Живой Будда - [20]

Шрифт
Интервал

Рено уехал в Кембридж, чтобы подготовить там все к приезду принца. Без него Жали чувствует себя еще более растерянным перед лицом этих новых явлений, которые отсутствующий сейчас Рено умел комментировать с присущим ему юмором, с той гибкостью ума, которая может все примирить и все объяснить. Жали пугливо держится в тени, несмотря на страстное желание все познать, обуянный присущими азиатам враждебностью и гордыней, не позволяющими показать, что ты чего-то не знаешь, что ты чему-то удивлен. Он ни с кем не видится, но, несмотря на занятую им позицию обороны, он — сама бдительность, само внимание.

III

— Быстрее! — кричал Жали среди вялого, размеренного течения времени в Карастре.

А теперь еще немного — и он запросит пощады. Он очень похудел. Преуспел ли он? Он уже вобрал в себя столько нового, что шатается под его тяжестью, он тычется во все стороны, не успевая проникнуть в суть, задает вопросы, не умея, несмотря на огромное желание, дождаться ответа, желает продлить каждое мгновение, а уже надо идти дальше. Ему хочется вновь обрести то равнодушие к преходящему времени, то оцепенение, которое составляло ритм его азиатской жизни. Еда стоя, послеобеденный отдых, прерываемый телефонными звонками, ночи, укороченные радиоконцертами, дни, занятые приемом репортеров и бездельников, изгнанием мошенников, выдворением собирателей автографов и сводниц, утра, в которые даже некогда взглянуть на небо, — вот какова она, эта западная жизнь.

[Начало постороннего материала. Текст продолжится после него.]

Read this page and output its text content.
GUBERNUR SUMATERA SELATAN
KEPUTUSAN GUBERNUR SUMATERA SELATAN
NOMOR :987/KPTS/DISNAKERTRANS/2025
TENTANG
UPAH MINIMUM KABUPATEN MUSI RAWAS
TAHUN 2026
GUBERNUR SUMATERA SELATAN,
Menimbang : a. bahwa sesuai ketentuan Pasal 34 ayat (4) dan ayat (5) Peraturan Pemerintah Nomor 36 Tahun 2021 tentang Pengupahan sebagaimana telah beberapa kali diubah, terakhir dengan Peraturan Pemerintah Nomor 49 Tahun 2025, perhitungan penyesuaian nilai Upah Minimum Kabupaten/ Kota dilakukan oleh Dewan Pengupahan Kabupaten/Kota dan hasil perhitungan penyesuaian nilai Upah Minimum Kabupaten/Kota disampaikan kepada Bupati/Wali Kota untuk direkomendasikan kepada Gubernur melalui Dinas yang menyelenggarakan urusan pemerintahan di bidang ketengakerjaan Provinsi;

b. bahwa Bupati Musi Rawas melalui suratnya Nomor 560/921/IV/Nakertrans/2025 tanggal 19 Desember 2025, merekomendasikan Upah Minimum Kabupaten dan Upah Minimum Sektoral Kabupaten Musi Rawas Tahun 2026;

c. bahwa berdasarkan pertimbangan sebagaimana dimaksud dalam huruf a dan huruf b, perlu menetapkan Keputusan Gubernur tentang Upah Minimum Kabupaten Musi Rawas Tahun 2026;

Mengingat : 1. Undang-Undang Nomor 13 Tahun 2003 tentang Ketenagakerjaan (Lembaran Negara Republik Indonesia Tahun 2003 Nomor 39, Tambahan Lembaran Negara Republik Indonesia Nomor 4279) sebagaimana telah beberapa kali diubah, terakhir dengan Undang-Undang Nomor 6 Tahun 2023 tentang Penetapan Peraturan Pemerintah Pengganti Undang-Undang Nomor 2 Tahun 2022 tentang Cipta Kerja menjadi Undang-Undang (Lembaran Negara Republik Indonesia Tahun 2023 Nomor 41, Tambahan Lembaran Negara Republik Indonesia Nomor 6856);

Его Превосходительство принц Ратнавонг, посланник Карастры в Лондоне (королевство имеет в Европе несколько дипломатических миссий), по всей вероятности, получил распоряжение следить за наследным принцем, так как уже не покидает кулуаров «Клэриджа». Он стремится во что бы то ни стало, на пару с леди Галифакс, устраивать приемы и обеды в честь своего юного хозяина. Стоит Жали закрыть глаза, как имена и реалии западного мира в бешеном темпе начинают кружиться в его голове.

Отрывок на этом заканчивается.